Onde é que o Estado encontra o dinheiro?

Pergunta o Leitor Gito:

Há uma coisa que eu não percebo em tudo isto. Se é assim, porque é que
os estados se financiam no setor privado, para fazer escolas, hospitais e
pagar salários e tudo o resto?

Boa pergunta.
Em verdade, em verdade vos digo: sigam-me.

A resposta do Ministro

Uma vez acabados os anos das “vacas gordas” da década dos ’80, a Italia teve que encarar a questão da Dívida Pública.

Em 1994, muitos especialistas achavam
inevitável que o País entrasse em bancarrota, porque a Dívida tinha
alcançado 120% do Produto Interno Bruto (PIB) e as taxas de juros eram
dum espantoso 12%. Os juros sobre a dívida absorviam 22% do orçamento do
Estado, enquanto a média de outros Países era de 12%.

Na altura, o economista Warren Mosler chefiava um fundo de investimento especializado em dívida e achava que o mercado estivesse errado acerca da Itália. Então pegou num avião e foi até Roma para falar com o então Ministro do Tesouro. Este, apesar do apelido (Spaventa, que significa “assusta”), estava na boa: sabia que o País não teria entrado em bancarrota.

Mosler perguntou-lhe: “Por qual razão emitem Títulos de Estado, para ter dinheiro para gastar?”.
A pergunta aparentemente era retórica, pois parecia óbvio emitir Títulos: apesar da Dívida Pública já ter chegado a 120%, o Estado tinha que continuar a funcionar. Mas nada óbvia foi a resposta do Ministro Spaventa: “Para evitar que as taxas interbancárias caiam para zero”.

Em outras palavras, o que Spaventa disse foi que o Estado não tinha necessidade de emitir Títulos para ter dinheiro: a Italia teria pago as suas dívidas, com ou sem a emissão de Títulos (e, portanto, com ou sem o aumento da Dívida Pública). Mosler entendeu, comprou Títulos italianos e ganhou uns trocos (por assim dizer): a Italia nunca entrou de bancarrota.

Ok, agora parem tudo: como é possível isso?
Como é que Portugal, por exemplo, entra em bancarrota por causa duma dívida de pouco superior a 80% do PIB enquanto a Italia, com 120% e 12% de taxa de juros, evitou o problema?

A resposta é simples: na altura, a Italia não tinha ainda adoptado o Euro e era dona da sua própria moeda, a Lira. Para pagar a Dívida, os juros e o funcionamento do Estado (escolas, hospitais, serviços, etc.), em Roma era suficiente imprimir notas. Ponto final.

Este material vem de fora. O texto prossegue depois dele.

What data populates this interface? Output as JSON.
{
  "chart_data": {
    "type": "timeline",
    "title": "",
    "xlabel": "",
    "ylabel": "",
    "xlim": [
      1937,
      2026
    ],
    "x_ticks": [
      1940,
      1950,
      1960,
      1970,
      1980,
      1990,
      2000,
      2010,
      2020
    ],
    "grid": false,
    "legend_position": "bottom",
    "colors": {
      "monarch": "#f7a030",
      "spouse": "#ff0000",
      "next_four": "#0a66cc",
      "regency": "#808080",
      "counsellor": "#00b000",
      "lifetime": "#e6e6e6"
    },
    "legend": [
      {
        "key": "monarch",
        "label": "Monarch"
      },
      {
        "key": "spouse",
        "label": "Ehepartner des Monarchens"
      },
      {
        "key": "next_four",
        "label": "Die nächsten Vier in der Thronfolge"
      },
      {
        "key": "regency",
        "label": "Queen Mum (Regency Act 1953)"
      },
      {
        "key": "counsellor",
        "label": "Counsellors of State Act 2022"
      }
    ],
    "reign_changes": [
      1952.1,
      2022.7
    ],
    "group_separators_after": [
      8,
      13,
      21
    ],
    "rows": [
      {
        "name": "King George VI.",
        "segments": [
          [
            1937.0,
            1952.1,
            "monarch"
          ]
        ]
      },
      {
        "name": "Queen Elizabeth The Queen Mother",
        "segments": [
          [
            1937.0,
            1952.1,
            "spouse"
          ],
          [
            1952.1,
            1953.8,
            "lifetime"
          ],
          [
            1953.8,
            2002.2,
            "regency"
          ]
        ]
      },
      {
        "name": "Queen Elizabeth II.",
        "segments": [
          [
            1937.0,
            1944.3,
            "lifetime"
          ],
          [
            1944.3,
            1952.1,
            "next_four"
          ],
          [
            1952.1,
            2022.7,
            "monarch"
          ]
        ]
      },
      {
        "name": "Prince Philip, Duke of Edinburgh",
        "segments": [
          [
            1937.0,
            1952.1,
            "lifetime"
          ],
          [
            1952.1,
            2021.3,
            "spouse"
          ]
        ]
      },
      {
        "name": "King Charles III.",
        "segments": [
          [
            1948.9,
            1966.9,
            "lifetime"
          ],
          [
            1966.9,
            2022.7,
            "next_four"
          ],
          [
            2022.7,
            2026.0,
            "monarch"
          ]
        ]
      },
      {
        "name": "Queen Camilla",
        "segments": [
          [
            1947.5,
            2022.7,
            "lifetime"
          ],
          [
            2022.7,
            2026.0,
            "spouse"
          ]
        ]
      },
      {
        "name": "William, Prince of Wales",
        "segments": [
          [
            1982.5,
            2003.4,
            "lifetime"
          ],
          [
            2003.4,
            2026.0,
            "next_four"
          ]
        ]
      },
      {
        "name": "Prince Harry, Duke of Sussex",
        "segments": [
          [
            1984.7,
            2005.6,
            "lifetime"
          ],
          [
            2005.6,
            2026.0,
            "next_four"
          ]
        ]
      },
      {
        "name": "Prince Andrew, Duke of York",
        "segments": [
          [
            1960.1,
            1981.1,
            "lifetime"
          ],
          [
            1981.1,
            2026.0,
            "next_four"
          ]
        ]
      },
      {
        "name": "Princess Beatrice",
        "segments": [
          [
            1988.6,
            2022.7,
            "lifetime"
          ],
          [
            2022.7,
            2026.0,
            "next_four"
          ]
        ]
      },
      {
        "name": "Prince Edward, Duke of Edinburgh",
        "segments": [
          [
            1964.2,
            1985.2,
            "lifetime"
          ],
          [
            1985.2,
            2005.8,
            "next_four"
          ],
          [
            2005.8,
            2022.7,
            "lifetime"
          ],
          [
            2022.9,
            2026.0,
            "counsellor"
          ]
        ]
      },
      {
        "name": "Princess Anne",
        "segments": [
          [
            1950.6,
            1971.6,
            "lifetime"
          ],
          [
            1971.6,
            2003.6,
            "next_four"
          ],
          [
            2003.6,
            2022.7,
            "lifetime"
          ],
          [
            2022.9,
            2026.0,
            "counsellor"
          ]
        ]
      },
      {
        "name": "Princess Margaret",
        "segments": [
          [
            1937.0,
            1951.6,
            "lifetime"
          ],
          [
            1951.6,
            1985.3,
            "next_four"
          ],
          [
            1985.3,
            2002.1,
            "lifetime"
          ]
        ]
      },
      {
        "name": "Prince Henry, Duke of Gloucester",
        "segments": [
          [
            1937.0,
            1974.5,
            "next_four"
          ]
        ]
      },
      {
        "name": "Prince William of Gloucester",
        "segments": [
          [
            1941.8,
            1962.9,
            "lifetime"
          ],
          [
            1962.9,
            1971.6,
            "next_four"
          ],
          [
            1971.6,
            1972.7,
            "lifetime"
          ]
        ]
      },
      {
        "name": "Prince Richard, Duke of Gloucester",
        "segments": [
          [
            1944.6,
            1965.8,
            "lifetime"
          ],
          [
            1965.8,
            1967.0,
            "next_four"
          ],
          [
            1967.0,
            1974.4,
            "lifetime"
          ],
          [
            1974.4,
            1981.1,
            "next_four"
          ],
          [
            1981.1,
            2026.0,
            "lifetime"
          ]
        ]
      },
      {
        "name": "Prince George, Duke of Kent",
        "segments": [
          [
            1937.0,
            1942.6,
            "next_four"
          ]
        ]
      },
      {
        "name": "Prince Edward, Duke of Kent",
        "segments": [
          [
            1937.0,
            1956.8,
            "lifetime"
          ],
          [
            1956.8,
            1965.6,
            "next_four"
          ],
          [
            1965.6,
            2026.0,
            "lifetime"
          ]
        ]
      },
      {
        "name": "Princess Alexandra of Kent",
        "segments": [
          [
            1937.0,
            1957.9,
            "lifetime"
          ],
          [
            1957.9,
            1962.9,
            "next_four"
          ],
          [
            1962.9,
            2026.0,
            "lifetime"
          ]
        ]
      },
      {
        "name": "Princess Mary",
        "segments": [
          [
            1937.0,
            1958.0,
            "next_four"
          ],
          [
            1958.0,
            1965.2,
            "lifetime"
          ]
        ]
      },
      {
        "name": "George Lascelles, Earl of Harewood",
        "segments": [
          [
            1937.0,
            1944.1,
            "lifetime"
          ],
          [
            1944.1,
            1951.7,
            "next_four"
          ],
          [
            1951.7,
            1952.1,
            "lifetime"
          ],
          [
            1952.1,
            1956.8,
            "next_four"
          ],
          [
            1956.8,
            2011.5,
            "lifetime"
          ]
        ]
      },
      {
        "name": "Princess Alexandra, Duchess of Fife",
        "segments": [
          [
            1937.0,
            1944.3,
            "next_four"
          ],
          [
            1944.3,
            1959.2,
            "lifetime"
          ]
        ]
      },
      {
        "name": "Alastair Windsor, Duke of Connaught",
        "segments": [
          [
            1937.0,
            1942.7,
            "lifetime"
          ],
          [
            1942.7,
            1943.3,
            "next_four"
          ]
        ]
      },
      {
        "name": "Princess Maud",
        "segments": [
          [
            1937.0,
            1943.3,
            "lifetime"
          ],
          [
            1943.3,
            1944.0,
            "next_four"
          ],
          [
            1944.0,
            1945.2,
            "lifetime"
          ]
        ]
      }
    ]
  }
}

Num Estado “normal”, os Títulos de Estado não servem para fazer funcionar o País. E pasmem-se: nem as taxas e os impostos! Um Estado que pode emitir dinheiro (isso é, imprimi-lo) não precisa de emitir Títulos, obrigações, nem de colectar taxas e impostos.

Os Títulos de Estado, como vimos, são emitidos com outras finalidades.
E as taxas?

A resposta da Fed

Numa reportagem da série 60 minutes (aqui a versão legendada em italiano), um jornalista entrevistou o então chefe da Federal Reserve, Ben Bernanke, acerca do Quantitative Easing, rios de dinheiro que o banco central dos Estados Unidos emitiu repetidamente no mercado.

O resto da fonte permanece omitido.